I would add it to other stuff in a mulch pit or compost bin , knowing up front that it is a Nitrogen eater ...

you need to research the lumber in question and act accordingly

camochef
April 2nd, 2010, 09:24 PM
I would advise against it! I know a guy that used oak sawdust around his fruit trees and killed every tree. Many woods are toxic, walnut will not only kill whats growing but will prevent many things from growing for years to come. Many other woods used in cabinet shops are quite toxic, from mahogany to exotics from Africa. If there is plywood or melamine sawdust in it your talking chemicals that you have no idea what compounds are incorporated into it. Same goes for various finishes. I worked for a cabinet shop that used to dump sawdust from dust collector over the bank and nothing ever grew in that area.

digginMO
April 3rd, 2010, 03:49 PM
Ok, the wood is oak with some pine, but it is well decomposed. It is about 15 years old. I just want to use it as something I can put ontop of my weed guard. Thanks for the help everyone

mudhill
April 3rd, 2010, 05:28 PM
Can I use sawdust, aged a few years. I was hoping to put down weed guard and then put a layer of 3-4 inches of sawdust on top. I was wanting to use in around grapes, fruit trees, hazel nuts, regular trees, some clematis, and roses. No where that I will be working, tilling it into the soil. thanks

I use aged white oak saw dust in all my raised beds when i started them,if it is aged ,i doubt that it would rob any nitrogen from soil,atleast i never seen it.
i question the weed guard barrier,,it may stop weeds for a while,,but how is the saw dust gonna build up your soil with that junk between soil and sawdust ?
when i was a groundskeeper i would cuss that stuff when it came to fresh planting of flower beds,when you pull it up the ground looked sterile under it,when ever i pulled it up ,i never replaced it.

FritzDaKat
April 3rd, 2010, 08:01 PM
Hey Diggin, heres an idea, if theres much concern, keep it in a pile for a few more years, somewhere you can keep it a bit moist and just dump a bunch of Oyster mushrooms on it. Once they get done decomposing it for ya' you should be good to go I'd think. And you'll have some tasty mushrooms as a result of the process provided ya' pluck them while young and in their pre-woody stage.

stone
April 4th, 2010, 09:22 AM
I've used aged sawdust, fresh sawdust (lots of times) with nary a problem.

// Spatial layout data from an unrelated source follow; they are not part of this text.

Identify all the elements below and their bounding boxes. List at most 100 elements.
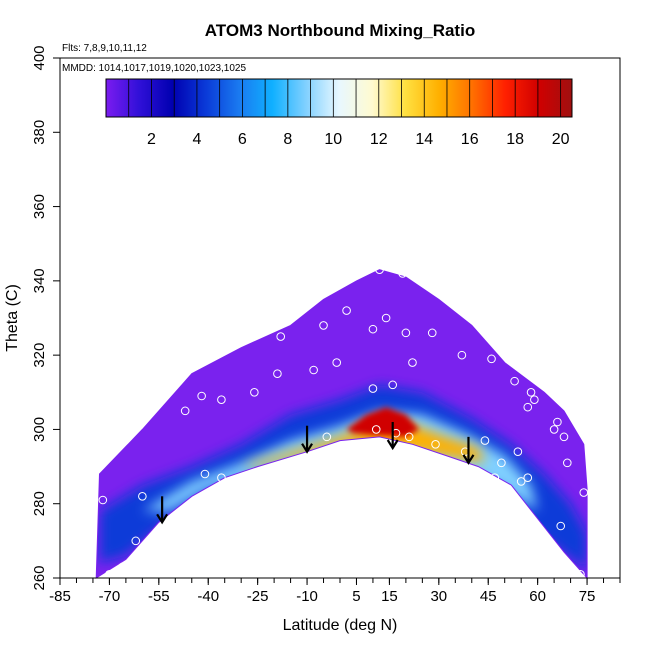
- x-axis: -85 -70 -55 -40 -25 -10 5 15 30 45 60 75: [49, 578, 621, 605]
- sample-point: [480, 436, 490, 445]
- sample-point: [401, 328, 411, 338]
- colorbar-tick-label: 18: [506, 131, 524, 148]
- sample-point: [533, 347, 542, 356]
- colorbar-tick-label: 10: [324, 131, 342, 148]
- y-tick-label: 280: [31, 491, 48, 516]
- colorbar-tick-label: 14: [415, 131, 433, 148]
- sample-point: [474, 313, 483, 323]
- heatmap-field: [95, 269, 588, 580]
- sample-point: [579, 488, 589, 497]
- sample-point: [322, 432, 332, 442]
- sample-point: [562, 458, 572, 468]
- sample-point: [332, 358, 342, 367]
- sample-point: [309, 365, 318, 375]
- colorbar-tick-label: 2: [147, 131, 156, 148]
- arrow-head: [301, 443, 313, 454]
- sample-point: [174, 376, 183, 386]
- dates-note: MMDD: 1014,1017,1019,1020,1023,1025: [62, 63, 246, 74]
- x-tick-label: -40: [197, 588, 219, 605]
- sample-point: [197, 391, 206, 401]
- sample-point: [223, 343, 233, 353]
- sample-point: [404, 432, 414, 442]
- sample-point: [523, 402, 533, 412]
- sample-point: [526, 387, 536, 397]
- colorbar: 2 4 6 8 10 12 14 16 18 20: [105, 78, 573, 148]
- colorbar-tick-label: 8: [283, 131, 292, 148]
- sample-point: [217, 395, 226, 405]
- colorbar-tick-label: 20: [552, 131, 570, 148]
- x-tick-label: -85: [49, 588, 71, 605]
- y-axis: 260 280 300 320 340 360 380 400: [31, 45, 60, 591]
- x-tick-label: 75: [579, 588, 596, 605]
- sample-point: [131, 536, 141, 546]
- y-tick-label: 340: [31, 268, 48, 293]
- x-tick-label: -25: [247, 588, 269, 605]
- colorbar-tick-label: 4: [192, 131, 201, 148]
- sample-point: [556, 521, 566, 531]
- arrow-marker: [462, 436, 475, 465]
- colorbar-tick-label: 16: [461, 131, 479, 148]
- x-tick-label: 15: [381, 588, 398, 605]
- y-axis-title: Theta (C): [4, 284, 21, 352]
- sample-point: [105, 569, 114, 579]
- sample-point: [371, 425, 381, 434]
- sample-point: [319, 321, 328, 330]
- sample-point: [368, 324, 378, 334]
- sample-point: [523, 473, 533, 483]
- sample-point: [457, 350, 467, 360]
- sample-point: [559, 432, 569, 442]
- sample-point: [200, 469, 210, 479]
- sample-point: [487, 354, 496, 364]
- field-band-4: [346, 407, 420, 437]
- sample-point: [138, 491, 147, 501]
- sample-point: [342, 306, 351, 315]
- sample-point: [516, 477, 526, 486]
- arrow-head: [386, 439, 399, 451]
- sample-point: [381, 313, 391, 323]
- sample-point: [98, 495, 108, 505]
- chart-title: ATOM3 Northbound Mixing_Ratio: [205, 21, 475, 40]
- x-tick-label: -10: [296, 588, 318, 605]
- sample-point: [217, 473, 226, 483]
- x-tick-label: -55: [148, 588, 170, 605]
- x-axis-title: Latitude (deg N): [283, 617, 398, 634]
- x-tick-label: -70: [99, 588, 121, 605]
- y-tick-label: 380: [31, 120, 48, 145]
- sample-point: [375, 265, 384, 275]
- flights-note: Flts: 7,8,9,10,11,12: [62, 43, 147, 54]
- sample-point: [497, 458, 506, 468]
- x-tick-label: 30: [430, 588, 447, 605]
- sample-point: [427, 328, 437, 338]
- sample-point: [490, 473, 500, 483]
- sample-point: [180, 406, 190, 416]
- sample-point: [388, 380, 398, 390]
- sample-point: [431, 439, 440, 449]
- sample-point: [398, 269, 407, 278]
- sample-point: [273, 369, 282, 379]
- arrow-markers: [156, 422, 475, 525]
- y-tick-label: 400: [31, 45, 48, 70]
- sample-point: [510, 376, 519, 386]
- sample-point: [576, 569, 585, 579]
- y-tick-label: 320: [31, 343, 48, 368]
- x-tick-label: 5: [352, 588, 360, 605]
- field-band-1: [99, 384, 588, 571]
- sample-point: [513, 447, 523, 457]
- arrow-head: [156, 513, 169, 525]
- y-tick-label: 360: [31, 194, 48, 219]
- sample-point: [553, 417, 562, 427]
- sample-point: [368, 384, 378, 393]
- arrow-marker: [386, 422, 399, 451]
- sample-point: [530, 395, 539, 405]
- y-tick-label: 300: [31, 417, 48, 442]
- colorbar-tick-label: 12: [370, 131, 388, 148]
- colorbar-tick-label: 6: [238, 131, 247, 148]
- arrow-head: [462, 454, 475, 465]
- sample-point: [408, 358, 417, 367]
- x-tick-label: 60: [529, 588, 546, 605]
- x-tick-label: 45: [480, 588, 497, 605]
- y-tick-label: 260: [31, 565, 48, 590]
- arrow-marker: [301, 425, 313, 454]
- sample-point: [276, 332, 286, 341]
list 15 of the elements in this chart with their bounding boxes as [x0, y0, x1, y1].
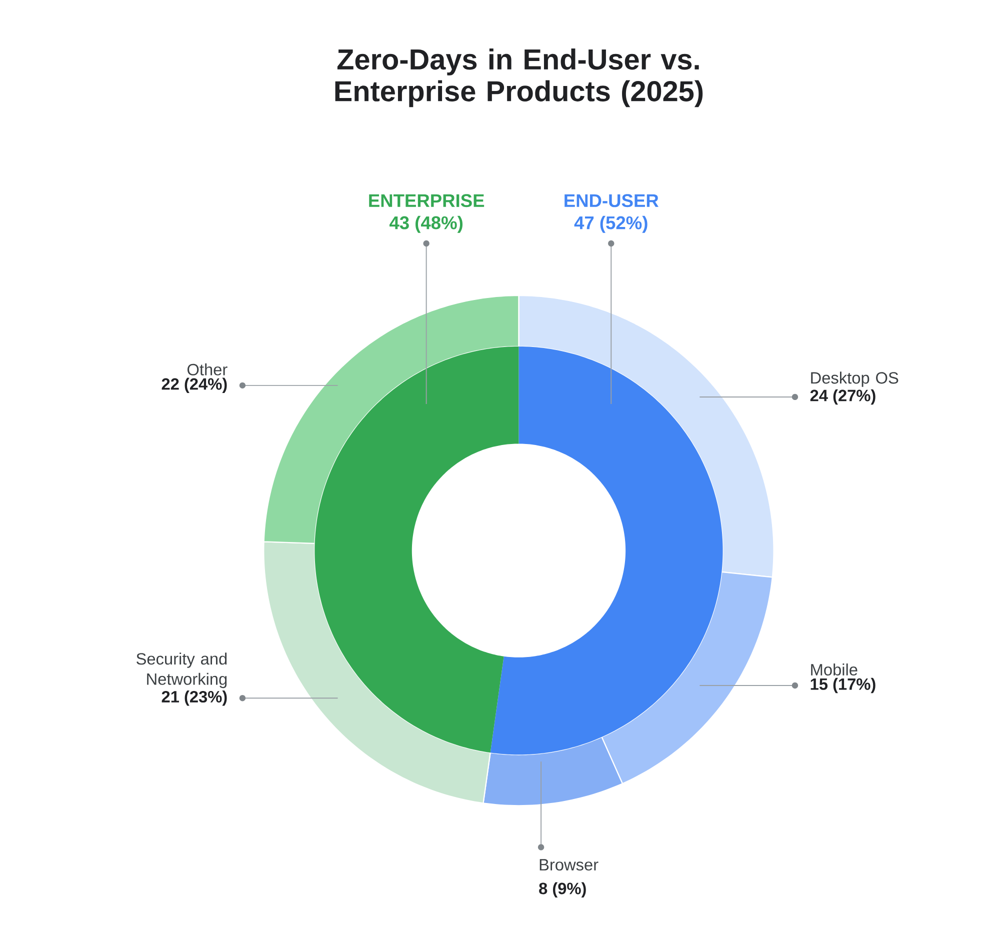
slice-label: Security and Networking	[136, 652, 227, 688]
slice-label: Mobile	[811, 664, 858, 676]
data-label: 47 (52%)	[574, 216, 648, 233]
slice-label: Browser	[540, 859, 598, 871]
data-label: 21 (23%)	[162, 690, 227, 706]
slice-label: Other	[188, 363, 228, 376]
data-label: 24 (27%)	[810, 389, 876, 405]
slice-label: Desktop OS	[811, 372, 898, 387]
data-label: 22 (24%)	[162, 378, 227, 394]
data-label: 43 (48%)	[389, 216, 462, 233]
data-label: 8 (9%)	[539, 882, 586, 898]
slice-label: END-USER	[564, 194, 659, 208]
data-label: 15 (17%)	[810, 678, 876, 694]
chart-title: Zero-Days in End-User vs. Enterprise Products (2025)	[335, 48, 703, 108]
slice-label: ENTERPRISE	[369, 194, 484, 208]
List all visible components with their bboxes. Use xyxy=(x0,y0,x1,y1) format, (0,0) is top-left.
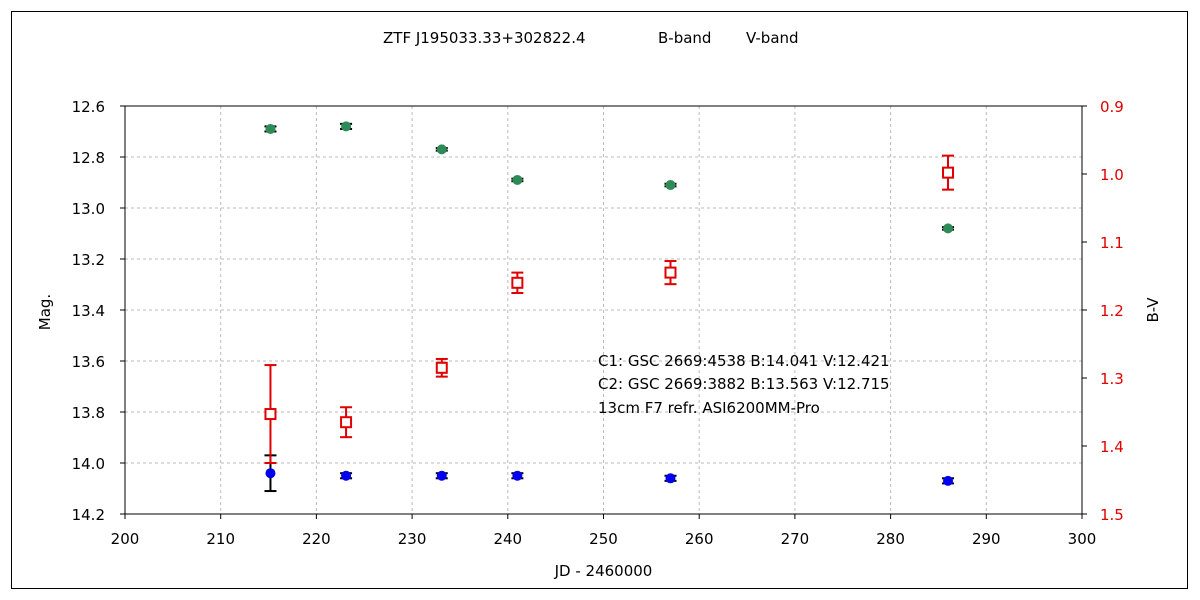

The fact that it absorbs nitrogen the first year, means that it prevents weeds & keeps the ones that do germinate small....My secret is adding lots of compost / manure first....

In my garden, there's a need to reapply every year, the hot southern sun burns the organic materials out of the soil.

Oh yeah, as mudhill stated, you might want to avoid those weed barriers... I hate working in gardens where those have been used... They seem like a good idea... I haven't found that to be the case.

Eccentric Follies
April 4th, 2010, 10:06 AM
15 years sitting, it should be ok to use. But you do know that weeds will grow in it, right? The weed barrier will only make them easy to pull, not stop them from sprouting. Maybe instead of the barrier, you could use multiple layers of newspaper and then the sawdust. Of course you'll be putting more down in a couple of years, but you can just put it over what's already down. You won't have to take it up if you change your garden layout, and the soil won't look sterile under it.

digginMO
April 4th, 2010, 06:41 PM
Thanks everyone. I will try the newspaper in spots I might change the layout. I am really just wanting to put something down around the bases of my trees, grapes, etc. to keep the mower and weedeater away from the bases of them. Otherwise I get grass that cannot be pulled growing up under them.